Sulfite use is not restricted to fermented beverage, either. Sulfites can be found, often in greater quantity than found in wine, in the following products:


The following foods and drugs MAY contain sulfites, according to the Food and Drug Administration. Remember to check the product label.

Food Category
Type of Food
Alcoholic Beverages
Beer, cocktail mixes, wine, and wine coolers
Baked Goods
Cookies, crackers, mixes with dried fruits or vegetables, pie crust, pizza crust, quiche crust, and flour tortillas
Beverage Bases
Dried citrus fruit beverage mixes
Condiments and Relishes
Horseradish, onion and pickle relishes, pickles, olives, salad dressing mixes, and wine vinegar
Confections and Frostings
Brown, raw, powdered or white sugar derived from sugar beets
Modified Dairy Products
Filled milk (a specially prepared skim milk in which vegetable oils, rather than animal fats, are added to increase its fat content)
Antiemetics (taken to prevent nausea), cardiovascular drugs, antibiotics, tranquilizers, intravenous muscle relaxants, analgesics (painkillers), anesthetics, steroids and nebulized bronchodilator solutions (used for treatment of asthma)
Fish and Shellfish
Canned clams; fresh, frozen, canned, or dried shrimp; frozen lobster; scallops; dried cod
Fresh Fruit and Vegetables
Sulfite use banned (except for fresh potatoes)
Gelatins, Puddings, and Fillings
Fruit fillings, flavored and unflavored gelatin, and pectin jelling agents
Grain Products and Pastas
Cornstarch, modified food starch, spinach pasta, gravies, hominy, breadings, batters, noodle/rice mixes
Jams and Jellies
Jams and jellies
Nuts and Nut Products
Shredded coconut
Plant Protein Products
Canned, bottled, or frozen fruit juices (including lemon, lime, grape, and apple); dried fruit; canned, bottled, or frozen dietetic fruit or fruit juices; maraschino cherries and glazed fruit
Processed Vegetables
Vegetable juice, canned vegetables (including potatoes), pickled vegetables (including sauerkraut), dried vegetables, instant mashed potatoes, frozen potatoes, potato salad
Snack Foods
Dried fruit snacks, trail mixes, filled crackers
Soups and Soup Mixes
Canned seafood soups, dried soup mixes
Sweet Sauces, Toppings
Corn syrup, maple syrup, fruit toppings, and high-fructose syrups such as corn syrup and pancake syrup
Instant tea, liquid tea concentrates

 That helpful list came from the FDA via a study at the University of Florida where they found that sulfite allergies afflict a rough number of the US population:

Although literature lists a range of figures as to what percent of the population is affected, the Food and Drug Administration (FDA) estimates that one out of a hundred people is sulfite-sensitive, and of that group 5% have asthma. Another source states that 5% of asthmatics are sulfite sensitive, compared to only 1% of the nonasthmatic population (Knodel, 1997), while another source estimates that up to 500,000 (or less than .05% of the population) sulfite-sensitive individuals live in the United States (Lester, 1995).”
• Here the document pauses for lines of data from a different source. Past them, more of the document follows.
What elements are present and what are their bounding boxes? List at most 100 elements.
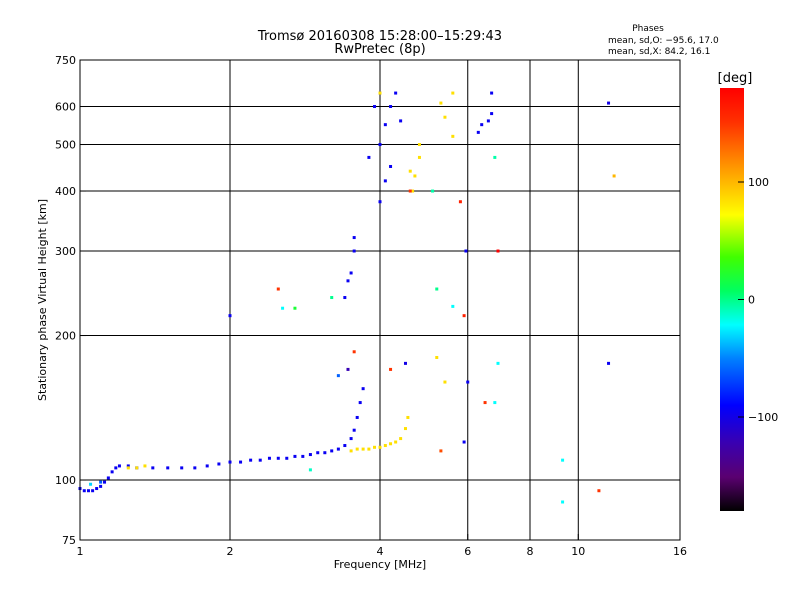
data-point (408, 189, 412, 193)
data-point (228, 314, 232, 318)
data-points (78, 91, 616, 504)
x-tick-label: 16 (673, 545, 687, 558)
data-point (443, 380, 447, 384)
data-point (367, 447, 371, 451)
data-point (389, 442, 393, 446)
x-axis-label: Frequency [MHz] (334, 558, 426, 571)
colorbar-ticks: 100 0 −100 (738, 176, 778, 424)
data-point (281, 306, 285, 310)
data-point (417, 155, 421, 159)
data-point (480, 123, 484, 127)
x-tick-label: 8 (527, 545, 534, 558)
data-point (383, 123, 387, 127)
gridlines (80, 60, 680, 540)
data-point (346, 367, 350, 371)
data-point (352, 236, 356, 240)
data-point (330, 296, 334, 300)
data-point (435, 287, 439, 291)
data-point (493, 155, 497, 159)
data-point (383, 179, 387, 183)
data-point (399, 437, 403, 441)
data-point (451, 134, 455, 138)
data-point (483, 401, 487, 405)
data-point (378, 91, 382, 95)
data-point (352, 350, 356, 354)
data-point (91, 489, 95, 493)
data-point (336, 374, 340, 378)
data-point (389, 164, 393, 168)
data-point (293, 306, 297, 310)
data-point (106, 476, 110, 480)
data-point (349, 449, 353, 453)
data-point (493, 401, 497, 405)
data-point (466, 380, 470, 384)
data-point (323, 451, 327, 455)
data-point (403, 361, 407, 365)
data-point (394, 440, 398, 444)
data-point (166, 466, 170, 470)
data-point (293, 454, 297, 458)
y-tick-label: 400 (55, 185, 76, 198)
data-point (267, 456, 271, 460)
data-point (276, 456, 280, 460)
y-axis-label: Stationary phase Virtual Height [km] (36, 199, 49, 401)
y-tick-label: 500 (55, 139, 76, 152)
data-point (462, 314, 466, 318)
x-tick-label: 10 (571, 545, 585, 558)
colorbar-tick-label: 0 (748, 294, 755, 307)
data-point (361, 447, 365, 451)
data-point (126, 466, 130, 470)
data-point (135, 466, 139, 470)
y-axis: 75 100 200 300 400 500 600 750 (55, 54, 86, 547)
data-point (336, 447, 340, 451)
data-point (612, 174, 616, 178)
y-tick-label: 100 (55, 474, 76, 487)
chart-title: Tromsø 20160308 15:28:00–15:29:43 (257, 29, 502, 44)
data-point (249, 458, 253, 462)
data-point (99, 484, 103, 488)
data-point (343, 444, 347, 448)
data-point (358, 401, 362, 405)
data-point (383, 444, 387, 448)
colorbar-tick-label: −100 (748, 411, 778, 424)
data-point (258, 458, 262, 462)
data-point (373, 105, 377, 109)
data-point (352, 428, 356, 432)
phases-x-mode: mean, sd,X: 84.2, 16.1 (608, 47, 710, 57)
data-point (349, 271, 353, 275)
data-point (361, 387, 365, 391)
data-point (435, 355, 439, 359)
data-point (476, 130, 480, 134)
data-point (151, 466, 155, 470)
data-point (89, 482, 93, 486)
data-point (86, 489, 90, 493)
data-point (352, 249, 356, 253)
y-tick-label: 200 (55, 330, 76, 343)
y-tick-label: 75 (62, 534, 76, 547)
data-point (373, 445, 377, 449)
data-point (143, 464, 147, 468)
data-point (378, 143, 382, 147)
data-point (389, 105, 393, 109)
y-tick-label: 600 (55, 101, 76, 114)
data-point (193, 466, 197, 470)
data-point (413, 174, 417, 178)
data-point (399, 119, 403, 123)
data-point (308, 468, 312, 472)
data-point (411, 189, 415, 193)
colorbar-label: [deg] (718, 71, 753, 86)
data-point (406, 415, 410, 419)
data-point (561, 500, 565, 504)
data-point (597, 489, 601, 493)
data-point (308, 453, 312, 457)
data-point (205, 464, 209, 468)
data-point (378, 445, 382, 449)
x-tick-label: 4 (377, 545, 384, 558)
data-point (330, 449, 334, 453)
data-point (355, 415, 359, 419)
data-point (126, 464, 130, 468)
data-point (378, 200, 382, 204)
data-point (417, 143, 421, 147)
data-point (439, 101, 443, 105)
colorbar-tick-label: 100 (748, 176, 769, 189)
The FDA estimates that 1 out of 100 people is sulfite sensitive. 1% of the population. It’s not a very large percent.

So let’s run down a quick checklist:

1. Have you had an adverse reaction to the items in the above table: 
Yes____ No____
2. Have you had a sulfite allergy tested by an allergist: Yes____ No____

If you answered yes to these questions you are allergic to sulfites. If you answered no to these questions, you are probably not allergic to sulfites. There are, however, a number of other contributing chemical factors to wine that come from grapes, vines, yeast, bugs, critters, soil, bacteria, and etc., that could in theory cause some sort of negative reaction. And let us not forget hydration and over consumption.

Chances are, though, that it is not the sulfites.